Anhaltspunkte hatte er kaum, nur den Drang, nicht stehen zu bleiben.

Er wischte sich durch das Gesicht und versuchte, die Bilder, die sein Traum ihm eingeflößt hatte, zu vergessen. Riesige Gestalten, die mit hämischem Lächeln auf ihn niederblickten. Grinsen, dass zu einem Zähnefletschen wurde. Die Frage, ob sie ihn nicht töten sollten, da er doch unfähig ihnen gegenüber war. Schwach, schutzlos. Jedes Mal, wenn er die Augen schloss, hörte er Schreie.

Er schüttelte den Kopf, schlug die Decke zurück und erhob sich. Die Nacht war warm. Ein dünner Schweißfilm lag auf seiner Haut.

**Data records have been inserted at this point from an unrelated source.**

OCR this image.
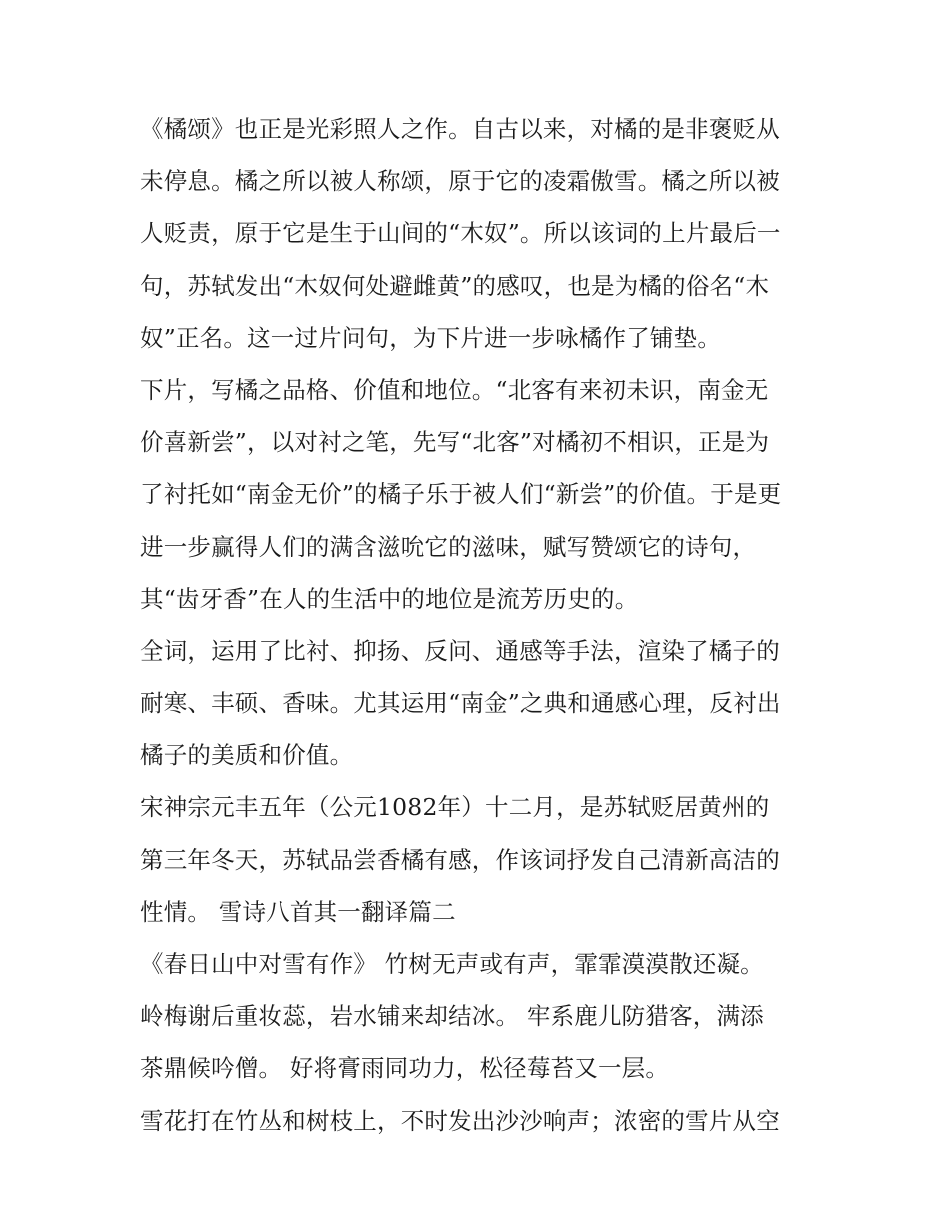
《橘颂》也正是光彩照人之作。自古以来，对橘的是非褒贬从
未停息。橘之所以被人称颂，原于它的凌霜傲雪。橘之所以被
人贬责，原于它是生于山间的“木奴”。所以该词的上片最后一
句，苏轼发出“木奴何处避雌黄”的感叹，也是为橘的俗名“木
奴”正名。这一过片问句，为下片进一步咏橘作了铺垫。
下片，写橘之品格、价值和地位。“北客有来初未识，南金无
价喜新尝”，以对衬之笔，先写“北客”对橘初不相识，正是为
了衬托如“南金无价”的橘子乐于被人们“新尝”的价值。于是更
进一步赢得人们的满含滋吮它的滋味，赋写赞颂它的诗句，
其“齿牙香”在人的生活中的地位是流芳历史的。
全词，运用了比衬、抑扬、反问、通感等手法，渲染了橘子的
耐寒、丰硕、香味。尤其运用“南金”之典和通感心理，反衬出
橘子的美质和价值。
宋神宗元丰五年（公元1082年）十二月，是苏轼贬居黄州的
第三年冬天，苏轼品尝香橘有感，作该词抒发自己清新高洁的
性情。 雪诗八首其一翻译篇二
《春日山中对雪有作》 竹树无声或有声，霏霏漠漠散还凝。
岭梅谢后重妆蕊，岩水铺来却结冰。 牢系鹿儿防猎客，满添
茶鼎候吟僧。 好将膏雨同功力，松径莓苔又一层。
雪花打在竹丛和树枝上，不时发出沙沙响声；浓密的雪片从空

Wie von selbst fanden seine Füße den Weg zum Fenster, das er sogleich öffnete. Der Mond stand als Sichel am Himmel und versteckte sich teilweise hinter den Wolken. Ob sie ihn dort oben vermisst hatten? Ob seine Mutter ihn in ihre Arme geschlossen hatte, als er zurückgekehrt war?

›Sie werden ihn zerreißen‹, hatte Varjan gesagt. Falls es zu Kämpfen gekommen war, hatte diese Welt nichts davon bemerkt. Und vielleicht war Nilan sogar als Sieger hervorgegangen, da er doch noch am Himmel stand.

Ein Schatten sprang vor ihm auf das Fensterbrett.

Cyn taumelte und stürzte zurück. Instinktiv griff er nach seinem Dolch, doch seine Hand traf ins Leere. Sein Waffengürtel hing über einem Stuhl.

Doch er brauchte die Klinge gar nicht, denn der Eindringling stellte sich nicht als Monster heraus, das ihm sofort die Kehle aufreißen wollte. Im Gegenteil sogar, leichtfüßig kam der Besucher näher und schmiegte sich an Cyns Bein.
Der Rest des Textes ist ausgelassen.